LA NOUVELLE DU VENDREDI : A qui confions-nous l’éducation de nos jeunes filles
Jadis dans l’Afrique traditionnelle de nos aïeux, les détenteurs de pouvoir et d’autorité sous serment dans la case sacrée se forgeaient une conduite à tenir irréprochable, au risque de tomber sous la sanction des ancêtres.

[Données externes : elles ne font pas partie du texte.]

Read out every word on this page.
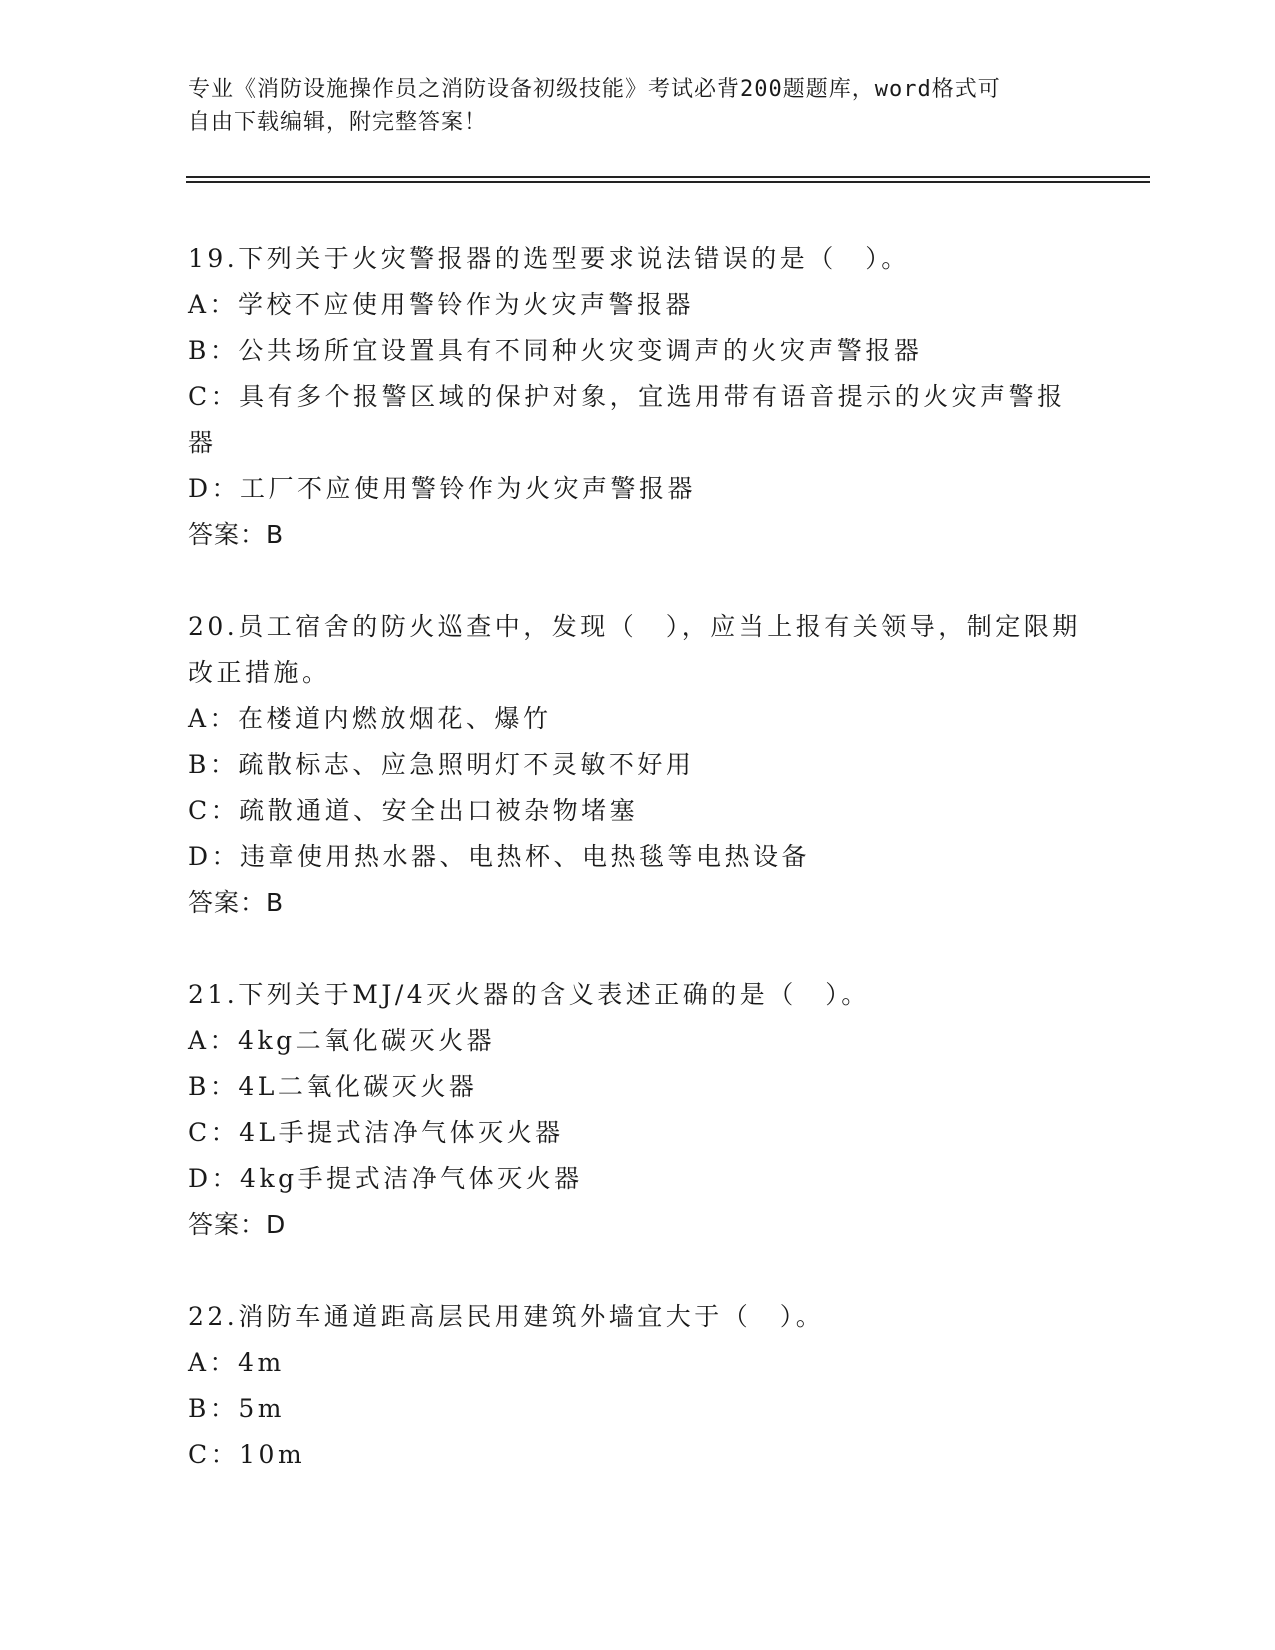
专业《消防设施操作员之消防设备初级技能》考试必背200题题库，word格式可
自由下载编辑，附完整答案！
19.下列关于火灾警报器的选型要求说法错误的是（　）。
A：学校不应使用警铃作为火灾声警报器
B：公共场所宜设置具有不同种火灾变调声的火灾声警报器
C：具有多个报警区域的保护对象，宜选用带有语音提示的火灾声警报器
D：工厂不应使用警铃作为火灾声警报器
答案：B
20.员工宿舍的防火巡查中，发现（　），应当上报有关领导，制定限期改正措施。
A：在楼道内燃放烟花、爆竹
B：疏散标志、应急照明灯不灵敏不好用
C：疏散通道、安全出口被杂物堵塞
D：违章使用热水器、电热杯、电热毯等电热设备
答案：B
21.下列关于MJ/4灭火器的含义表述正确的是（　）。
A：4kg二氧化碳灭火器
B：4L二氧化碳灭火器
C：4L手提式洁净气体灭火器
D：4kg手提式洁净气体灭火器
答案：D
22.消防车通道距高层民用建筑外墙宜大于（　）。
A：4m
B：5m
C：10m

Considérés comme des modèles à suivre, les éducateurs, conscients de l’impact de leurs faits et gestes dans la société et au regard du fait qu’ils sont censés guider la jeunesse, ils se devaient d’avoir une morale exemplaire.
De nos jours, les choses ont changé. Dans le monde éducatif, nous rencontrons souvent cette honteuse contradiction : Faites ce que je dis, mais ne faites pas ce que je fais.
Il y a quelques mois, ma tante Koumba m’appela un beau matin et m’annonça :
- Je suis dans le désarroi, ta cousine Limata est enceinte de son professeur. Je ne sais que faire…
Quelques jours après, j’ai pris le chemin du village. Je ne savais vraiment pas ce que je pouvais faire, mais je voulais être auprès de ma tante veuve avec ses trois enfants. Mounia, sa première fille de 20 ans, est mariée depuis belle lurette et mère. Depuis, Tante Koumba, vendeuse d’arachide, se bat pour l’éducation des deux autres enfants. Chaque jour et chaque nuit, ma tante lutte pour la scolarité de Limata, âgée de 17 ans et élève en classe de 4e, et de son frère Arjouma, âgé de 12 ans et écolier en classe de CM2. Tante Koumba est une brave femme.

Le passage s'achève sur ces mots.